Antes, ela já se empregara numa fábrica de tecelagem em Santos (SP). Em seguida, tentou ser empregada doméstica, depois lanterninha num cinema, enfim metalúrgica: “Por intermédio de um companheiro, entrei na metalurgia. Fantasiei-me de fato de operária. Com meu avental xadrez, com as mãos feridas, o rosto negro de pó, fui considerada comunista sincera.” 

Na China, a partir de 1966, a “Grande Revolução Cultural Proletária”, com seu projeto de unificar trabalho manual e intelectual, foi uma tragédia fatídica para um número enorme dos que atuavam no campo da cultura.

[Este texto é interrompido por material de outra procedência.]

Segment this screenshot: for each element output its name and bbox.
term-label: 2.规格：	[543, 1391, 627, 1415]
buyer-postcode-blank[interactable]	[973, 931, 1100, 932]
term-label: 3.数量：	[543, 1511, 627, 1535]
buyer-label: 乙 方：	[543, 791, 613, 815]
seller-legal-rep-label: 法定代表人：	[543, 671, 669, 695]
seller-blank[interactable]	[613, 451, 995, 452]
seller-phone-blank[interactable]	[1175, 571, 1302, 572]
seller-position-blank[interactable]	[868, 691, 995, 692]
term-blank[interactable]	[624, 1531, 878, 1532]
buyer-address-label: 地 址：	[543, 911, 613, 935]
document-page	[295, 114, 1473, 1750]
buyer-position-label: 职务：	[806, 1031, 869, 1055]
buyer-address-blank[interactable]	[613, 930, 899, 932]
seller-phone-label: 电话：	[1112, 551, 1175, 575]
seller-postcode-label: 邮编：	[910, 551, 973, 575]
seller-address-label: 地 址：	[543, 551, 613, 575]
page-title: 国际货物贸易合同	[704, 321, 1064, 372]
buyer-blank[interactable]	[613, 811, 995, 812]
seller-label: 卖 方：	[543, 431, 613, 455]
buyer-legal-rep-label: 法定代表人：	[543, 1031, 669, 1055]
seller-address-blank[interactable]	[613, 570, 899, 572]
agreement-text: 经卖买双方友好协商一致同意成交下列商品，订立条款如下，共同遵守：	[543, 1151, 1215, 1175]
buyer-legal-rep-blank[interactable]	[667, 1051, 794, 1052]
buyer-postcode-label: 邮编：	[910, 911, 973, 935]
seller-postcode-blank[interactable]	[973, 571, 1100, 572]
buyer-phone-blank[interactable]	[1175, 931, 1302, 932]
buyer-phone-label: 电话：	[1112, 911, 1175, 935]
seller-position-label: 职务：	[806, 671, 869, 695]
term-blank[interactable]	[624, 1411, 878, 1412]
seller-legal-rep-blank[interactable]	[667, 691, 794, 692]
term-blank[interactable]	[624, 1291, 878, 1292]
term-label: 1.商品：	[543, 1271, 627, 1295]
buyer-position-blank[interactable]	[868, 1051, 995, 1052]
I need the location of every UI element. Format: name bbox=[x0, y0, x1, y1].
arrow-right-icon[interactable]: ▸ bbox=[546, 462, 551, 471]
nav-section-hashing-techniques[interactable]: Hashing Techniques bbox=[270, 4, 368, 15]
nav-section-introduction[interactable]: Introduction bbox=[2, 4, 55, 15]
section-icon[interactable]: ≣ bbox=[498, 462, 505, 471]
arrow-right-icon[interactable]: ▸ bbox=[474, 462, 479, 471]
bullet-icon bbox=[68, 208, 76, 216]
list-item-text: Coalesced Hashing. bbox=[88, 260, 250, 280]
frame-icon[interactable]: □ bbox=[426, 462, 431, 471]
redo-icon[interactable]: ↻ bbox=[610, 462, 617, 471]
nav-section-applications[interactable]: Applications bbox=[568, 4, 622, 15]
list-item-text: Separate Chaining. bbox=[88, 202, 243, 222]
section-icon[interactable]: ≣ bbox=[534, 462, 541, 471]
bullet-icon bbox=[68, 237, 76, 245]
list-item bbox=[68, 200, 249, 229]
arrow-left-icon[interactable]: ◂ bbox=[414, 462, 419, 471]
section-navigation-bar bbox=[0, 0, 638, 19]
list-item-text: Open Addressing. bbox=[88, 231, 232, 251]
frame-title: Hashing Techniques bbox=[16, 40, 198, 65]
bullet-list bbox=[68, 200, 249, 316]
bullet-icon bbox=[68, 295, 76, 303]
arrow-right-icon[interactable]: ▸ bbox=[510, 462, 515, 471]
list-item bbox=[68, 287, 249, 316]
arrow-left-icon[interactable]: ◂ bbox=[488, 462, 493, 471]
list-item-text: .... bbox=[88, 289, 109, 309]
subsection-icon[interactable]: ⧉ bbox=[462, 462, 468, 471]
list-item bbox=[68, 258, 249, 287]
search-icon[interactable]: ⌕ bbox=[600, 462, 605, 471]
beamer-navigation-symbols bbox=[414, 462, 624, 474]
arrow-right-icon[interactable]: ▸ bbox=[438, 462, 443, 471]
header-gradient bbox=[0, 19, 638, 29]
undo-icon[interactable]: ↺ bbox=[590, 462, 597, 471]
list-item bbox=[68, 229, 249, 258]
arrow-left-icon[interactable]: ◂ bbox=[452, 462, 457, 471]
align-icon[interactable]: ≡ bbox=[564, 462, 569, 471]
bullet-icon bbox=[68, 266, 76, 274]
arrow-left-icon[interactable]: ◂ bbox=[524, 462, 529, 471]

Na União Soviética de Stálin, a terrível acusação de “desviacionismo burguês” foi instrumento fortíssimo de pressão e de controle.

Esses excessos do passado subsistem apenas, hoje, no patrulhamento autoritário de alguns grupos, a serem combatidos com força e sem discussão. Tanto na direita ferina quanto na esquerda dogmática, o descrédito oferecido por uma vida confortável ou, se quiser, de classe média, é um despautério.

A convicção de que todos devem ter o direito de viver com dignidade e bem-estar não exige que alguém se torne um missionário da caridade, renunciando aos bens deste mundo. Exige a consciência de que cada um é responsável por toda a coletividade, em particular pelos mais vulneráveis. 

Os índices do IBGE mostram uma fenomenal concentração de riqueza dentro da sociedade brasileira: muitíssimo para muito poucos e quase nada para a maioria imensa. Isso é verdade também para o resto da humanidade.

Desse modo, tentar se opor, com os meios que cada um possui, contra essa situação de gigantesco desequilíbrio, a mim me parece apenas uma questão de bom senso. Ninguém deveria viver com as migalhas que os ricos e super-ricos dignam-se a conceder aos mais pobres. Numa situação como essa, cada vez mais o princípio de justiça social desaparece. Como se esvai qualquer princípio, pretensamente virtuoso e esforçado, de meritocracia.

O próprio trabalho deveria ser uma escolha, e não uma obrigação. Se alguém não deseja investir sua vida no trabalho, seja porque não encontra nele satisfação pessoal, seja porque não vê interesse em consumir ou acumular, deveria ter, ao menos, o necessário para viver de maneira decente.